4. Credit card fraud detection
Unusual credit card transactions and fraud can be identified by machine-learning models. The first and most important step is to collect the raw data and then clean it (remove unwanted characters and make it readable) to make it more structured and sorted. This data is then used to train the model to predict the probability of fraud. Detecting fraudulent credit card transactions involves the following steps:
using different algorithms, like logistic regression, random forests, support vector machines (SVMs), and others, to figure out if credit card transactions are real or fake.
5. Profiling credit cards lets people guess whether the people who use them are cardholders or fraudsters.
using outlier detection methods to find transactions that are very different from normal credit card transactions (called “outliers”) in order to find credit card fraud.
The effectiveness of machine learning (ML) models exceeds that of conventional fraud detection models. They are capable of recognising thousands of patterns within large datasets. By analysing app usage, payments, and transaction methods, ML provides insight into user behaviour.
6. Predicting which customers will use international credit cards within the next few months
Using historical customer data such as travel history and card spending, a machine learning algorithm can predict which customers are likely to utilise international cards in the upcoming months.

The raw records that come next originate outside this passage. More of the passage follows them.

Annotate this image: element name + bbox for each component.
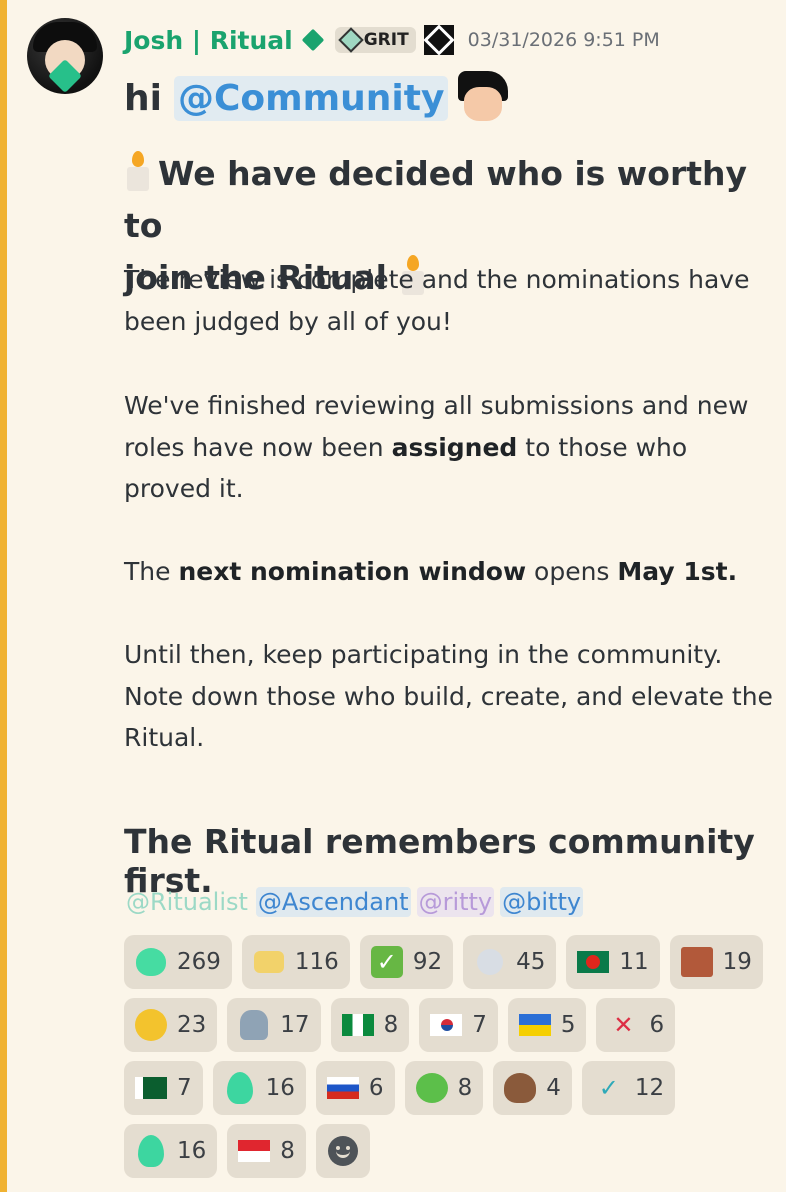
reaction-count: 16 bbox=[265, 1075, 295, 1101]
ghost-figure-icon bbox=[238, 1009, 270, 1041]
p2-bold: assigned bbox=[391, 432, 518, 462]
community-mention[interactable]: @Community bbox=[173, 75, 449, 121]
reaction-check-tick[interactable]: ✓ 12 bbox=[581, 1061, 676, 1115]
reaction-green-flame[interactable]: 16 bbox=[212, 1061, 306, 1115]
check-tick-icon: ✓ bbox=[598, 1074, 619, 1102]
reaction-heart-hands[interactable]: 116 bbox=[241, 935, 350, 989]
green-heart-icon bbox=[135, 946, 167, 978]
flag-russia-icon bbox=[326, 1072, 359, 1104]
reaction-flag-pakistan[interactable]: 7 bbox=[124, 1061, 203, 1115]
reaction-count: 19 bbox=[722, 949, 752, 975]
reaction-count: 12 bbox=[634, 1075, 665, 1101]
add-reaction-icon bbox=[327, 1135, 359, 1167]
reaction-count: 4 bbox=[546, 1075, 561, 1101]
reaction-poop[interactable]: 4 bbox=[493, 1061, 572, 1115]
skull-icon bbox=[474, 946, 506, 978]
reaction-custom-face[interactable]: 19 bbox=[669, 935, 763, 989]
reaction-pepe-frog[interactable]: 8 bbox=[404, 1061, 484, 1115]
p3-text: The bbox=[124, 557, 179, 586]
reaction-green-heart[interactable]: 269 bbox=[124, 935, 232, 989]
check-mark-icon: ✓ bbox=[370, 946, 403, 978]
pepe-frog-icon bbox=[415, 1072, 448, 1104]
candle-icon bbox=[124, 151, 150, 191]
role-tag-label: GRIT bbox=[363, 30, 409, 50]
reaction-count: 92 bbox=[412, 949, 443, 975]
greeting-line: hi @Community bbox=[124, 68, 510, 128]
reaction-skull[interactable]: 45 bbox=[463, 935, 557, 989]
reaction-count: 8 bbox=[280, 1138, 295, 1164]
reaction-count: 6 bbox=[649, 1012, 665, 1038]
green-fire-icon bbox=[135, 1135, 167, 1167]
mention-bitty[interactable]: @bitty bbox=[500, 887, 584, 917]
grit-icon bbox=[337, 27, 364, 53]
reaction-flag-indonesia[interactable]: 8 bbox=[227, 1124, 306, 1178]
reaction-count: 45 bbox=[516, 949, 546, 975]
green-flame-icon bbox=[224, 1072, 256, 1104]
message-container: Josh | Ritual GRIT 03/31/2026 9:51 PM hi… bbox=[0, 0, 786, 1192]
avatar[interactable] bbox=[27, 18, 103, 94]
paragraph-4: Until then, keep participating in the co… bbox=[124, 640, 773, 752]
mention-ascendant[interactable]: @Ascendant bbox=[255, 887, 411, 917]
reaction-count: 17 bbox=[280, 1012, 310, 1038]
flag-pakistan-icon bbox=[135, 1072, 167, 1104]
reaction-count: 16 bbox=[177, 1138, 207, 1164]
reaction-count: 7 bbox=[177, 1075, 192, 1101]
reaction-cross-mark[interactable]: ✕ 6 bbox=[596, 998, 676, 1052]
reaction-count: 8 bbox=[383, 1012, 399, 1038]
flag-ukraine-icon bbox=[518, 1009, 551, 1041]
p3-text-mid: opens bbox=[526, 557, 618, 586]
reaction-count: 6 bbox=[368, 1075, 384, 1101]
p3-date: May 1st. bbox=[617, 557, 738, 586]
custom-face-icon bbox=[680, 946, 713, 978]
goku-emoji-icon bbox=[456, 71, 510, 125]
reaction-count: 8 bbox=[457, 1075, 473, 1101]
add-reaction-button[interactable] bbox=[315, 1124, 370, 1178]
cross-mark-icon: ✕ bbox=[613, 1011, 634, 1039]
flag-south-korea-icon bbox=[430, 1009, 463, 1041]
reaction-flag-nigeria[interactable]: 8 bbox=[330, 998, 410, 1052]
poop-icon bbox=[504, 1072, 537, 1104]
ritual-badge-icon[interactable] bbox=[423, 24, 455, 56]
reaction-count: 5 bbox=[560, 1012, 576, 1038]
reaction-count: 7 bbox=[472, 1012, 487, 1038]
reaction-count: 11 bbox=[619, 949, 649, 975]
reaction-flag-bangladesh[interactable]: 11 bbox=[566, 935, 660, 989]
reaction-count: 116 bbox=[294, 949, 339, 975]
reaction-flag-russia[interactable]: 6 bbox=[315, 1061, 395, 1115]
reaction-heart-eyes[interactable]: 23 bbox=[124, 998, 218, 1052]
flag-nigeria-icon bbox=[341, 1009, 374, 1041]
mention-ritty[interactable]: @ritty bbox=[416, 887, 495, 917]
flag-indonesia-icon bbox=[238, 1135, 271, 1167]
heading-line1: We have decided who is worthy to bbox=[124, 154, 748, 245]
mention-ritualist[interactable]: @Ritualist bbox=[124, 887, 250, 917]
username[interactable]: Josh | Ritual bbox=[124, 26, 293, 55]
reaction-check-mark[interactable]: ✓ 92 bbox=[359, 935, 454, 989]
reaction-count: 23 bbox=[177, 1012, 207, 1038]
paragraph-2: We've finished reviewing all submissions… bbox=[124, 385, 774, 510]
paragraph-3: The next nomination window opens May 1st… bbox=[124, 551, 774, 593]
paragraph-1: The review is complete and the nominatio… bbox=[124, 265, 750, 336]
reaction-flag-south-korea[interactable]: 7 bbox=[419, 998, 498, 1052]
timestamp[interactable]: 03/31/2026 9:51 PM bbox=[468, 29, 660, 51]
reaction-flag-ukraine[interactable]: 5 bbox=[507, 998, 587, 1052]
heart-eyes-icon bbox=[135, 1009, 167, 1041]
flag-bangladesh-icon bbox=[577, 946, 610, 978]
diamond-icon bbox=[301, 28, 325, 52]
reactions-bar: 269 116 ✓ 92 45 11 19 23 17 8 7 5 ✕ 6 7 16… bbox=[124, 935, 764, 1187]
greeting-text: hi bbox=[124, 77, 162, 119]
heart-hands-icon bbox=[253, 946, 285, 978]
p3-bold: next nomination window bbox=[178, 557, 527, 586]
role-mentions: @Ritualist @Ascendant @ritty @bitty bbox=[124, 883, 584, 921]
role-tag[interactable]: GRIT bbox=[334, 27, 416, 53]
reaction-count: 269 bbox=[177, 949, 221, 975]
message-header: Josh | Ritual GRIT 03/31/2026 9:51 PM bbox=[124, 22, 660, 58]
reaction-green-fire[interactable]: 16 bbox=[124, 1124, 218, 1178]
reaction-ghost-figure[interactable]: 17 bbox=[227, 998, 321, 1052]
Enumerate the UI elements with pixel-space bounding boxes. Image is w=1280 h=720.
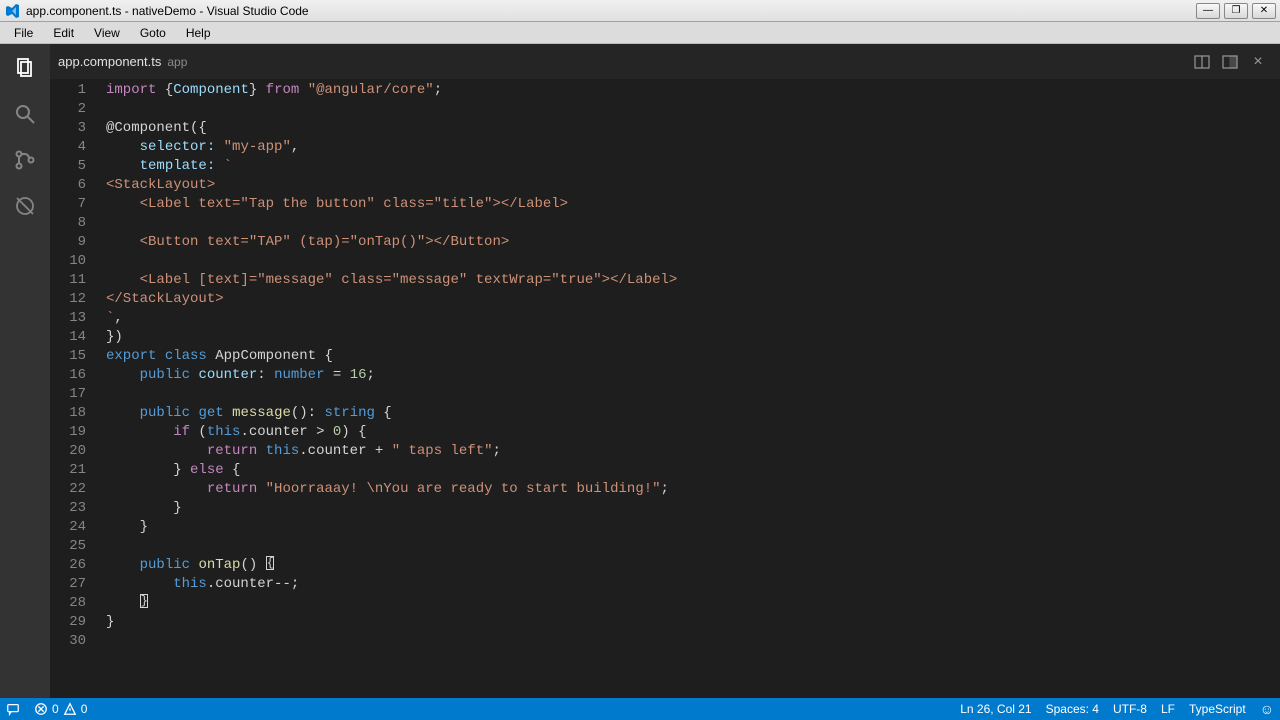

This information will assist businesses in providing personalised offers to customers in order to increase revenue.
Conclusion
As a young and rapidly expanding industry, FinTech absorbs all the knowledge and approaches that provide a boost to its products and digital ecosystems. In contrast to conventional banks, the architecture of digital banks is more adaptable, allowing them to integrate modern services and employ the most recent data mining techniques. Startups and established businesses require Data Science consulting services to help them organise processes and enhance products, so don’t hesitate to enter the Data Science stream and acquire Data Science FinTech jobs.